Directeur photo du film, grand spécialiste de la caméra à l'épaule, Fromont s'adapte, tel un caméléon, à la pellicule et au numérique. Que ce soit avec Chantal Akerman avec peu de lumière mais en pellicule, ou avec Philippe Reypens avec beaucoup de lumière mais en numérique. Questions-réponses à un cameraman très demandé dans le cinéma documentaire et fiction, en Belgique et dans le vaste monde.
Rémon Fromont sur le tournage d'Eliot
C. : Raconte-nous comment tu travailles avec Philippe Reypens ?
R.F. : Avant le tournage d'Eliot, Philippe Reypens m'a montré les lieux où il voulait tourner, et quelques films qu'il aime bien pour le cadre et les lumières. On se connaît, et je sais qu'il est très précis. On regarde des photos et on se parle. J'ai vu ses films précédents. Je sais qu'il ne va pas vouloir mettre une optique folle au plafond. On s'est vite accordé sur le choix esthétique des cadres.
C. : On t'a vu travailler avec une caméra numérique (l'Alexa).
R.F. : Oui, c'est la première fois que Philippe Reypens travaille en numérique. Il voulait voir ce que cela donne, puisqu'il prépare un film qui va se tourner avec ce support. En fait, on s'adapte aux différentes caméras numériques qui se succèdent depuis six ans. Au début, c'était compliqué à maîtriser. Il y avait trop de contraintes dans l'exposition, tout ce qui était surexposé devenait invisible. Depuis la Red et l'Alexa (Arriflex), avec des capteurs, cela permet d'utiliser les optiques du 35mm ainsi que les nouveaux fichiers. C’est plus simple. Actuellement, on éclaire plus, on fait l'inverse. On a désormais toujours trop de lumière. On ne joue plus qu'avec de toutes petites sources. C'est une grande nouveauté pour le cinéma. Pendant longtemps, comme chef op’, nous avions nos habitudes. On travaillait en pellicule avec du 200 ou du 400 ASA. On avait donc le compas dans l'œil au niveau de la lumière.
Avec le numérique, on a fait d'abord un pas en arrière puisqu'il fallait plus de lumière. Actuellement, avec les nouvelles caméras, c'est l'inverse. On est obligé de mettre des filtres neutres pour faire tomber la trop grande luminosité afin de retrouver la profondeur de champ des caméras 35mm (l'effet de flou et de net).
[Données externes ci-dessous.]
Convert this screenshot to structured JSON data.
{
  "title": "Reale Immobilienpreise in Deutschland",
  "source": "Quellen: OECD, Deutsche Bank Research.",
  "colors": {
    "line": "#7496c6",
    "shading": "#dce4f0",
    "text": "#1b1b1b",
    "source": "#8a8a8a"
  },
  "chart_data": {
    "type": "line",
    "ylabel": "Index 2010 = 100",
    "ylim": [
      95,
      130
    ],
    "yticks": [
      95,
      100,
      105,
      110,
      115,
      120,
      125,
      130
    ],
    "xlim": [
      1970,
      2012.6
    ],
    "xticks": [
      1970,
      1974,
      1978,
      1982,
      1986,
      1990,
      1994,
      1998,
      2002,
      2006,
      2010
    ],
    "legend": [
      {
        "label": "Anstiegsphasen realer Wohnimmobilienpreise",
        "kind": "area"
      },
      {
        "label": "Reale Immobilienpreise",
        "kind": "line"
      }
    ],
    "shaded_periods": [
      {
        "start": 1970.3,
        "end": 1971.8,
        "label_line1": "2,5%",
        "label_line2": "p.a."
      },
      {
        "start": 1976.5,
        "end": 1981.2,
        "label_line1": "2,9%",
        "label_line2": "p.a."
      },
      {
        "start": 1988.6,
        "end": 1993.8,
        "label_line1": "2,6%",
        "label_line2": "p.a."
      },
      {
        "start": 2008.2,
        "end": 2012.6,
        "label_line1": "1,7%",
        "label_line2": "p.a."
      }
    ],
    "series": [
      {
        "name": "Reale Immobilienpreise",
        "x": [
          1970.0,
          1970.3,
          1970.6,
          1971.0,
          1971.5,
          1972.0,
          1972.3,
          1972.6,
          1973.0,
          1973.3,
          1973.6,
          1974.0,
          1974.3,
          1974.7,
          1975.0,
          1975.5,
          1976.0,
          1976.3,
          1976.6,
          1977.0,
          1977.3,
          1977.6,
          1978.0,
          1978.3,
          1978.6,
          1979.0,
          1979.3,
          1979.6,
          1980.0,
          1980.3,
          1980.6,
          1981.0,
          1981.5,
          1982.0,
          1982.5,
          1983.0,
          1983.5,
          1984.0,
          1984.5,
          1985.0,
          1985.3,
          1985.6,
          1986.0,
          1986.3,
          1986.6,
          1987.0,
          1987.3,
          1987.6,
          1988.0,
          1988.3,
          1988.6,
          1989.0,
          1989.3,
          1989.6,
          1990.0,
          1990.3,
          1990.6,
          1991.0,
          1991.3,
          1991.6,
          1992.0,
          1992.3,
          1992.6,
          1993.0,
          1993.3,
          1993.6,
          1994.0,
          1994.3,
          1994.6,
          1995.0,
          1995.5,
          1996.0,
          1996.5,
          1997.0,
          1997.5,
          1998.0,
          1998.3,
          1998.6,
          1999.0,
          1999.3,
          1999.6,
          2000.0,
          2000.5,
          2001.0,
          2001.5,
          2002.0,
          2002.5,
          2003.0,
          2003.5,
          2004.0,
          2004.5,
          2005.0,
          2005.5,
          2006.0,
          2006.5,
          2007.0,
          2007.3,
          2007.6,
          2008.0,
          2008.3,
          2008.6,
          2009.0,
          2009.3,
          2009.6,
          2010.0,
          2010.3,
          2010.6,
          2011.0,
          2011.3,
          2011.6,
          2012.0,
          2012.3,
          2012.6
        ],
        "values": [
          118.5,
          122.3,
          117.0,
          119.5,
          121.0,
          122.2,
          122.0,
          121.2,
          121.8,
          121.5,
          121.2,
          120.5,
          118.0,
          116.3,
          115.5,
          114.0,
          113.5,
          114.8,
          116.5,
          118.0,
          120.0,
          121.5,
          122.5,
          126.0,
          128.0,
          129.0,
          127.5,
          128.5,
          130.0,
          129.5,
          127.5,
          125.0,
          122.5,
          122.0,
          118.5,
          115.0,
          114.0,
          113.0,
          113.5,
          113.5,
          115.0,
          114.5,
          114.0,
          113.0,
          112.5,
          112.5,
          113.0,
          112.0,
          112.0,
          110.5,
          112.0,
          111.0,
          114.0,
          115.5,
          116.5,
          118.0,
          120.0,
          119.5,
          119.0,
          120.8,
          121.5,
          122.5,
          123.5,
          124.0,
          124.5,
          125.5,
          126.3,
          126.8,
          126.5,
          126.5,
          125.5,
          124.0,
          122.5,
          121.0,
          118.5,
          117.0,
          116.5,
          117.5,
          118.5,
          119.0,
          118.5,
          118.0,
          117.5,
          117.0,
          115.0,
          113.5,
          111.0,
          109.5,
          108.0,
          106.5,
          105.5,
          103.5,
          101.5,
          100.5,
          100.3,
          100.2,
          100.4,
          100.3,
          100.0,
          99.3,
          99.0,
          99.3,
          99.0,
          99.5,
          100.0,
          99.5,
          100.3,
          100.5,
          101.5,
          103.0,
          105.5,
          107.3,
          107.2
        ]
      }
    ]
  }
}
On retrouve un vrai plaisir cinématographique à travailler avec ces nouvelles caméras.
C. : D'où la réutilisation d'objectifs cooke ?
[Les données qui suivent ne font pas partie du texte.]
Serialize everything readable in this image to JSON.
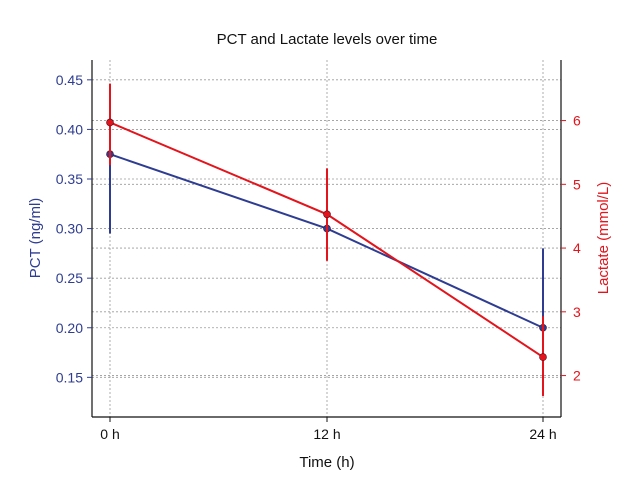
{
  "chart_data": {
    "type": "line",
    "title": "PCT and Lactate levels over time",
    "xlabel": "Time (h)",
    "categories": [
      "0 h",
      "12 h",
      "24 h"
    ],
    "grid": true,
    "axes": {
      "left": {
        "label": "PCT (ng/ml)",
        "ylim": [
          0.11,
          0.47
        ],
        "ticks": [
          0.15,
          0.2,
          0.25,
          0.3,
          0.35,
          0.4,
          0.45
        ],
        "tick_labels": [
          "0.15",
          "0.20",
          "0.25",
          "0.30",
          "0.35",
          "0.40",
          "0.45"
        ],
        "color": "#2e3d92"
      },
      "right": {
        "label": "Lactate (mmol/L)",
        "ylim": [
          1.35,
          6.95
        ],
        "ticks": [
          2,
          3,
          4,
          5,
          6
        ],
        "tick_labels": [
          "2",
          "3",
          "4",
          "5",
          "6"
        ],
        "color": "#e3141b"
      }
    },
    "series": [
      {
        "name": "PCT",
        "axis": "left",
        "color": "#2e3d92",
        "values": [
          0.375,
          0.3,
          0.2
        ],
        "err_low": [
          0.295,
          0.3,
          0.2
        ],
        "err_high": [
          0.375,
          0.3,
          0.28
        ]
      },
      {
        "name": "Lactate",
        "axis": "right",
        "color": "#e3141b",
        "values": [
          5.97,
          4.53,
          2.29
        ],
        "err_low": [
          5.3,
          3.8,
          1.68
        ],
        "err_high": [
          6.58,
          5.25,
          2.93
        ]
      }
    ]
  }
}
R.F. : Oui, parce que l'image numérique est tellement parfaite qu'elle devient chirurgicale. Même pour faire le point c'est différent de la pelloche. Si le point n'était pas directement sur l'œil en pellicule, l'épaisseur chimique permettait de faire du flou derrière ou avant le point net. En numérique, ou bien c'est net, ou bien c'est flou. Cette netteté, c'est intéressant et, en même temps, elle est trop crue. Pour adoucir, on reprend des optiques réputées pour leur douceur comme Cooke. Les loueurs d'objectifs me disent qu'ils ressortent des séries d'optiques que l'on ne louait plus en 35mm parce que l'image était trop molle.
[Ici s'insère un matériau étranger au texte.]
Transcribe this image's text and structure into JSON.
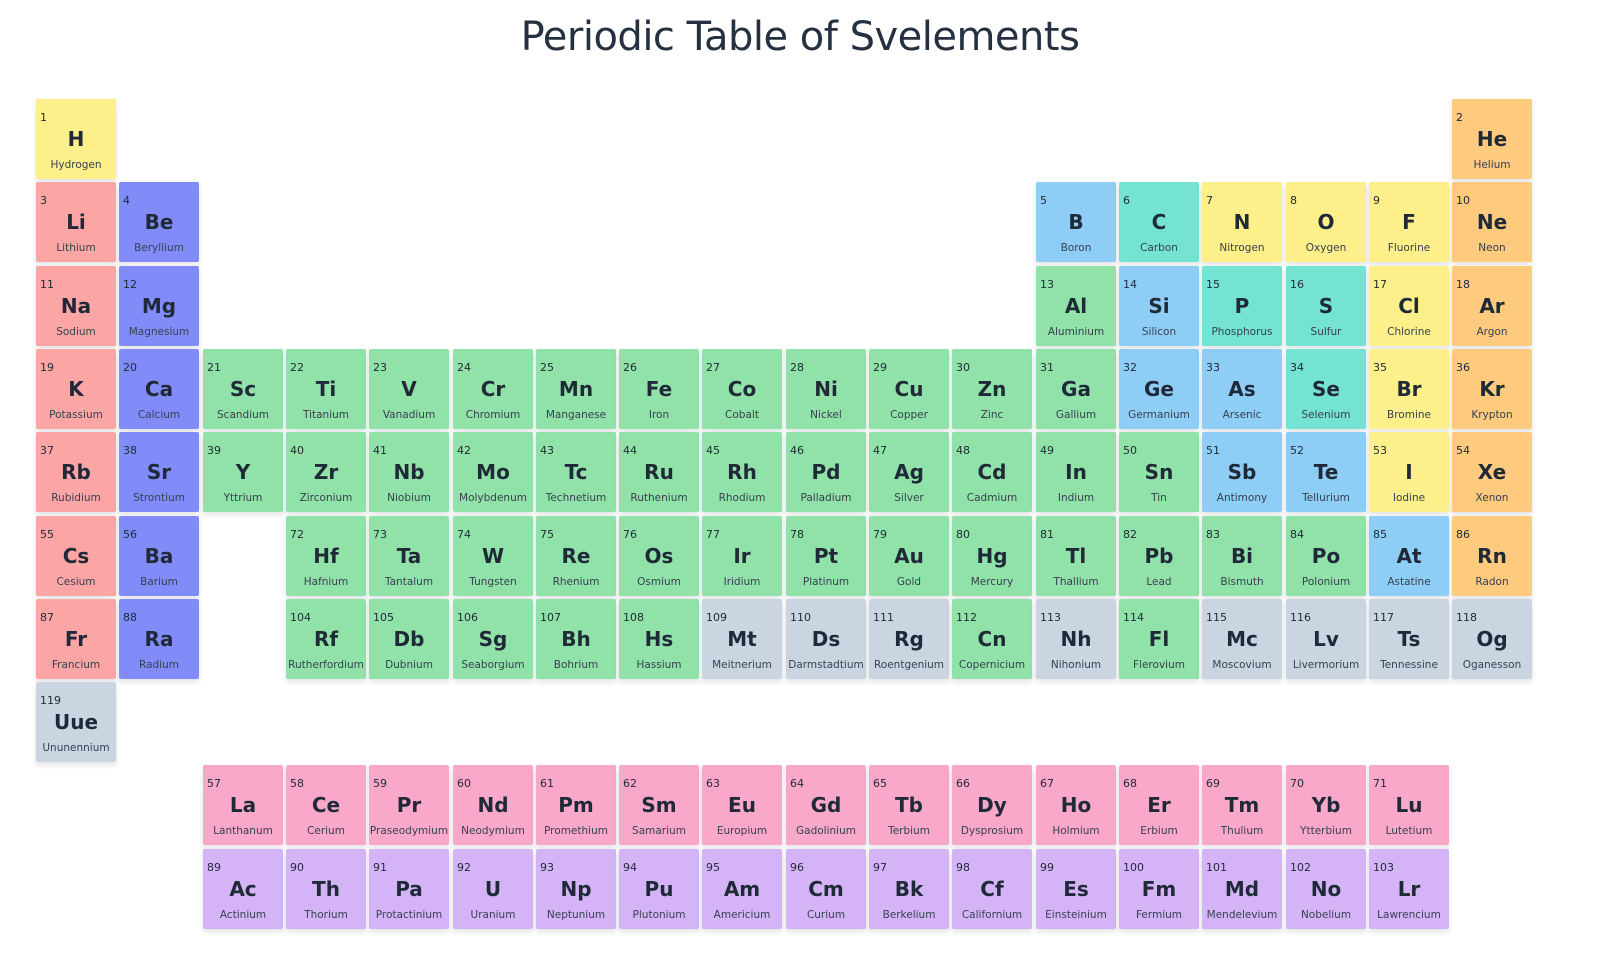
{
  "title": "Periodic Table of Svelements",
  "colors": {
    "alkali-metal": "#fca5a5",
    "alkaline-earth": "#818cf8",
    "transition-metal": "#86efac",
    "post-transition": "#86efac",
    "metalloid": "#7dd3fc",
    "nonmetal-teal": "#6ee7d7",
    "nonmetal-yellow": "#fde68a",
    "halogen": "#fde68a",
    "noble-gas": "#fcd34d",
    "unknown": "#cbd5e1",
    "lanthanide": "#f9a8d4",
    "actinide": "#d8b4fe"
  },
  "elements": [
    {
      "n": "1",
      "s": "H",
      "name": "Hydrogen",
      "c": "#fdf08a"
    },
    {
      "n": "2",
      "s": "He",
      "name": "Helium",
      "c": "#fdca7e"
    },
    {
      "n": "3",
      "s": "Li",
      "name": "Lithium",
      "c": "#fca5a5"
    },
    {
      "n": "4",
      "s": "Be",
      "name": "Beryllium",
      "c": "#818cf8"
    },
    {
      "n": "5",
      "s": "B",
      "name": "Boron",
      "c": "#8ecdf6"
    },
    {
      "n": "6",
      "s": "C",
      "name": "Carbon",
      "c": "#74e3d2"
    },
    {
      "n": "7",
      "s": "N",
      "name": "Nitrogen",
      "c": "#fdf08a"
    },
    {
      "n": "8",
      "s": "O",
      "name": "Oxygen",
      "c": "#fdf08a"
    },
    {
      "n": "9",
      "s": "F",
      "name": "Fluorine",
      "c": "#fdf08a"
    },
    {
      "n": "10",
      "s": "Ne",
      "name": "Neon",
      "c": "#fdca7e"
    },
    {
      "n": "11",
      "s": "Na",
      "name": "Sodium",
      "c": "#fca5a5"
    },
    {
      "n": "12",
      "s": "Mg",
      "name": "Magnesium",
      "c": "#818cf8"
    },
    {
      "n": "13",
      "s": "Al",
      "name": "Aluminium",
      "c": "#90e2a8"
    },
    {
      "n": "14",
      "s": "Si",
      "name": "Silicon",
      "c": "#8ecdf6"
    },
    {
      "n": "15",
      "s": "P",
      "name": "Phosphorus",
      "c": "#74e3d2"
    },
    {
      "n": "16",
      "s": "S",
      "name": "Sulfur",
      "c": "#74e3d2"
    },
    {
      "n": "17",
      "s": "Cl",
      "name": "Chlorine",
      "c": "#fdf08a"
    },
    {
      "n": "18",
      "s": "Ar",
      "name": "Argon",
      "c": "#fdca7e"
    },
    {
      "n": "19",
      "s": "K",
      "name": "Potassium",
      "c": "#fca5a5"
    },
    {
      "n": "20",
      "s": "Ca",
      "name": "Calcium",
      "c": "#818cf8"
    },
    {
      "n": "21",
      "s": "Sc",
      "name": "Scandium",
      "c": "#90e2a8"
    },
    {
      "n": "22",
      "s": "Ti",
      "name": "Titanium",
      "c": "#90e2a8"
    },
    {
      "n": "23",
      "s": "V",
      "name": "Vanadium",
      "c": "#90e2a8"
    },
    {
      "n": "24",
      "s": "Cr",
      "name": "Chromium",
      "c": "#90e2a8"
    },
    {
      "n": "25",
      "s": "Mn",
      "name": "Manganese",
      "c": "#90e2a8"
    },
    {
      "n": "26",
      "s": "Fe",
      "name": "Iron",
      "c": "#90e2a8"
    },
    {
      "n": "27",
      "s": "Co",
      "name": "Cobalt",
      "c": "#90e2a8"
    },
    {
      "n": "28",
      "s": "Ni",
      "name": "Nickel",
      "c": "#90e2a8"
    },
    {
      "n": "29",
      "s": "Cu",
      "name": "Copper",
      "c": "#90e2a8"
    },
    {
      "n": "30",
      "s": "Zn",
      "name": "Zinc",
      "c": "#90e2a8"
    },
    {
      "n": "31",
      "s": "Ga",
      "name": "Gallium",
      "c": "#90e2a8"
    },
    {
      "n": "32",
      "s": "Ge",
      "name": "Germanium",
      "c": "#8ecdf6"
    },
    {
      "n": "33",
      "s": "As",
      "name": "Arsenic",
      "c": "#8ecdf6"
    },
    {
      "n": "34",
      "s": "Se",
      "name": "Selenium",
      "c": "#74e3d2"
    },
    {
      "n": "35",
      "s": "Br",
      "name": "Bromine",
      "c": "#fdf08a"
    },
    {
      "n": "36",
      "s": "Kr",
      "name": "Krypton",
      "c": "#fdca7e"
    },
    {
      "n": "37",
      "s": "Rb",
      "name": "Rubidium",
      "c": "#fca5a5"
    },
    {
      "n": "38",
      "s": "Sr",
      "name": "Strontium",
      "c": "#818cf8"
    },
    {
      "n": "39",
      "s": "Y",
      "name": "Yttrium",
      "c": "#90e2a8"
    },
    {
      "n": "40",
      "s": "Zr",
      "name": "Zirconium",
      "c": "#90e2a8"
    },
    {
      "n": "41",
      "s": "Nb",
      "name": "Niobium",
      "c": "#90e2a8"
    },
    {
      "n": "42",
      "s": "Mo",
      "name": "Molybdenum",
      "c": "#90e2a8"
    },
    {
      "n": "43",
      "s": "Tc",
      "name": "Technetium",
      "c": "#90e2a8"
    },
    {
      "n": "44",
      "s": "Ru",
      "name": "Ruthenium",
      "c": "#90e2a8"
    },
    {
      "n": "45",
      "s": "Rh",
      "name": "Rhodium",
      "c": "#90e2a8"
    },
    {
      "n": "46",
      "s": "Pd",
      "name": "Palladium",
      "c": "#90e2a8"
    },
    {
      "n": "47",
      "s": "Ag",
      "name": "Silver",
      "c": "#90e2a8"
    },
    {
      "n": "48",
      "s": "Cd",
      "name": "Cadmium",
      "c": "#90e2a8"
    },
    {
      "n": "49",
      "s": "In",
      "name": "Indium",
      "c": "#90e2a8"
    },
    {
      "n": "50",
      "s": "Sn",
      "name": "Tin",
      "c": "#90e2a8"
    },
    {
      "n": "51",
      "s": "Sb",
      "name": "Antimony",
      "c": "#8ecdf6"
    },
    {
      "n": "52",
      "s": "Te",
      "name": "Tellurium",
      "c": "#8ecdf6"
    },
    {
      "n": "53",
      "s": "I",
      "name": "Iodine",
      "c": "#fdf08a"
    },
    {
      "n": "54",
      "s": "Xe",
      "name": "Xenon",
      "c": "#fdca7e"
    },
    {
      "n": "55",
      "s": "Cs",
      "name": "Cesium",
      "c": "#fca5a5"
    },
    {
      "n": "56",
      "s": "Ba",
      "name": "Barium",
      "c": "#818cf8"
    },
    {
      "n": "57",
      "s": "La",
      "name": "Lanthanum",
      "c": "#f9a8c9"
    },
    {
      "n": "58",
      "s": "Ce",
      "name": "Cerium",
      "c": "#f9a8c9"
    },
    {
      "n": "59",
      "s": "Pr",
      "name": "Praseodymium",
      "c": "#f9a8c9"
    },
    {
      "n": "60",
      "s": "Nd",
      "name": "Neodymium",
      "c": "#f9a8c9"
    },
    {
      "n": "61",
      "s": "Pm",
      "name": "Promethium",
      "c": "#f9a8c9"
    },
    {
      "n": "62",
      "s": "Sm",
      "name": "Samarium",
      "c": "#f9a8c9"
    },
    {
      "n": "63",
      "s": "Eu",
      "name": "Europium",
      "c": "#f9a8c9"
    },
    {
      "n": "64",
      "s": "Gd",
      "name": "Gadolinium",
      "c": "#f9a8c9"
    },
    {
      "n": "65",
      "s": "Tb",
      "name": "Terbium",
      "c": "#f9a8c9"
    },
    {
      "n": "66",
      "s": "Dy",
      "name": "Dysprosium",
      "c": "#f9a8c9"
    },
    {
      "n": "67",
      "s": "Ho",
      "name": "Holmium",
      "c": "#f9a8c9"
    },
    {
      "n": "68",
      "s": "Er",
      "name": "Erbium",
      "c": "#f9a8c9"
    },
    {
      "n": "69",
      "s": "Tm",
      "name": "Thulium",
      "c": "#f9a8c9"
    },
    {
      "n": "70",
      "s": "Yb",
      "name": "Ytterbium",
      "c": "#f9a8c9"
    },
    {
      "n": "71",
      "s": "Lu",
      "name": "Lutetium",
      "c": "#f9a8c9"
    },
    {
      "n": "72",
      "s": "Hf",
      "name": "Hafnium",
      "c": "#90e2a8"
    },
    {
      "n": "73",
      "s": "Ta",
      "name": "Tantalum",
      "c": "#90e2a8"
    },
    {
      "n": "74",
      "s": "W",
      "name": "Tungsten",
      "c": "#90e2a8"
    },
    {
      "n": "75",
      "s": "Re",
      "name": "Rhenium",
      "c": "#90e2a8"
    },
    {
      "n": "76",
      "s": "Os",
      "name": "Osmium",
      "c": "#90e2a8"
    },
    {
      "n": "77",
      "s": "Ir",
      "name": "Iridium",
      "c": "#90e2a8"
    },
    {
      "n": "78",
      "s": "Pt",
      "name": "Platinum",
      "c": "#90e2a8"
    },
    {
      "n": "79",
      "s": "Au",
      "name": "Gold",
      "c": "#90e2a8"
    },
    {
      "n": "80",
      "s": "Hg",
      "name": "Mercury",
      "c": "#90e2a8"
    },
    {
      "n": "81",
      "s": "Tl",
      "name": "Thallium",
      "c": "#90e2a8"
    },
    {
      "n": "82",
      "s": "Pb",
      "name": "Lead",
      "c": "#90e2a8"
    },
    {
      "n": "83",
      "s": "Bi",
      "name": "Bismuth",
      "c": "#90e2a8"
    },
    {
      "n": "84",
      "s": "Po",
      "name": "Polonium",
      "c": "#90e2a8"
    },
    {
      "n": "85",
      "s": "At",
      "name": "Astatine",
      "c": "#8ecdf6"
    },
    {
      "n": "86",
      "s": "Rn",
      "name": "Radon",
      "c": "#fdca7e"
    },
    {
      "n": "87",
      "s": "Fr",
      "name": "Francium",
      "c": "#fca5a5"
    },
    {
      "n": "88",
      "s": "Ra",
      "name": "Radium",
      "c": "#818cf8"
    },
    {
      "n": "89",
      "s": "Ac",
      "name": "Actinium",
      "c": "#d4b4f7"
    },
    {
      "n": "90",
      "s": "Th",
      "name": "Thorium",
      "c": "#d4b4f7"
    },
    {
      "n": "91",
      "s": "Pa",
      "name": "Protactinium",
      "c": "#d4b4f7"
    },
    {
      "n": "92",
      "s": "U",
      "name": "Uranium",
      "c": "#d4b4f7"
    },
    {
      "n": "93",
      "s": "Np",
      "name": "Neptunium",
      "c": "#d4b4f7"
    },
    {
      "n": "94",
      "s": "Pu",
      "name": "Plutonium",
      "c": "#d4b4f7"
    },
    {
      "n": "95",
      "s": "Am",
      "name": "Americium",
      "c": "#d4b4f7"
    },
    {
      "n": "96",
      "s": "Cm",
      "name": "Curium",
      "c": "#d4b4f7"
    },
    {
      "n": "97",
      "s": "Bk",
      "name": "Berkelium",
      "c": "#d4b4f7"
    },
    {
      "n": "98",
      "s": "Cf",
      "name": "Californium",
      "c": "#d4b4f7"
    },
    {
      "n": "99",
      "s": "Es",
      "name": "Einsteinium",
      "c": "#d4b4f7"
    },
    {
      "n": "100",
      "s": "Fm",
      "name": "Fermium",
      "c": "#d4b4f7"
    },
    {
      "n": "101",
      "s": "Md",
      "name": "Mendelevium",
      "c": "#d4b4f7"
    },
    {
      "n": "102",
      "s": "No",
      "name": "Nobelium",
      "c": "#d4b4f7"
    },
    {
      "n": "103",
      "s": "Lr",
      "name": "Lawrencium",
      "c": "#d4b4f7"
    },
    {
      "n": "104",
      "s": "Rf",
      "name": "Rutherfordium",
      "c": "#90e2a8"
    },
    {
      "n": "105",
      "s": "Db",
      "name": "Dubnium",
      "c": "#90e2a8"
    },
    {
      "n": "106",
      "s": "Sg",
      "name": "Seaborgium",
      "c": "#90e2a8"
    },
    {
      "n": "107",
      "s": "Bh",
      "name": "Bohrium",
      "c": "#90e2a8"
    },
    {
      "n": "108",
      "s": "Hs",
      "name": "Hassium",
      "c": "#90e2a8"
    },
    {
      "n": "109",
      "s": "Mt",
      "name": "Meitnerium",
      "c": "#cbd5e1"
    },
    {
      "n": "110",
      "s": "Ds",
      "name": "Darmstadtium",
      "c": "#cbd5e1"
    },
    {
      "n": "111",
      "s": "Rg",
      "name": "Roentgenium",
      "c": "#cbd5e1"
    },
    {
      "n": "112",
      "s": "Cn",
      "name": "Copernicium",
      "c": "#90e2a8"
    },
    {
      "n": "113",
      "s": "Nh",
      "name": "Nihonium",
      "c": "#cbd5e1"
    },
    {
      "n": "114",
      "s": "Fl",
      "name": "Flerovium",
      "c": "#90e2a8"
    },
    {
      "n": "115",
      "s": "Mc",
      "name": "Moscovium",
      "c": "#cbd5e1"
    },
    {
      "n": "116",
      "s": "Lv",
      "name": "Livermorium",
      "c": "#cbd5e1"
    },
    {
      "n": "117",
      "s": "Ts",
      "name": "Tennessine",
      "c": "#cbd5e1"
    },
    {
      "n": "118",
      "s": "Og",
      "name": "Oganesson",
      "c": "#cbd5e1"
    },
    {
      "n": "119",
      "s": "Uue",
      "name": "Ununennium",
      "c": "#cbd5e1"
    }
  ]
}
En ce qui concerne la qualité de l'image, on est arrivé à un point où il ne sert à rien de faire des caméras plus perfectionnées. Il faut trouver des systèmes qui rendent l'image plus chaleureuse. Cela a été très vite. Il y a trois ans, on n’imaginait pas des caméras de cette qualité. On pensait qu'il resterait 10 ou 15 ans de marge par rapport à la pellicule.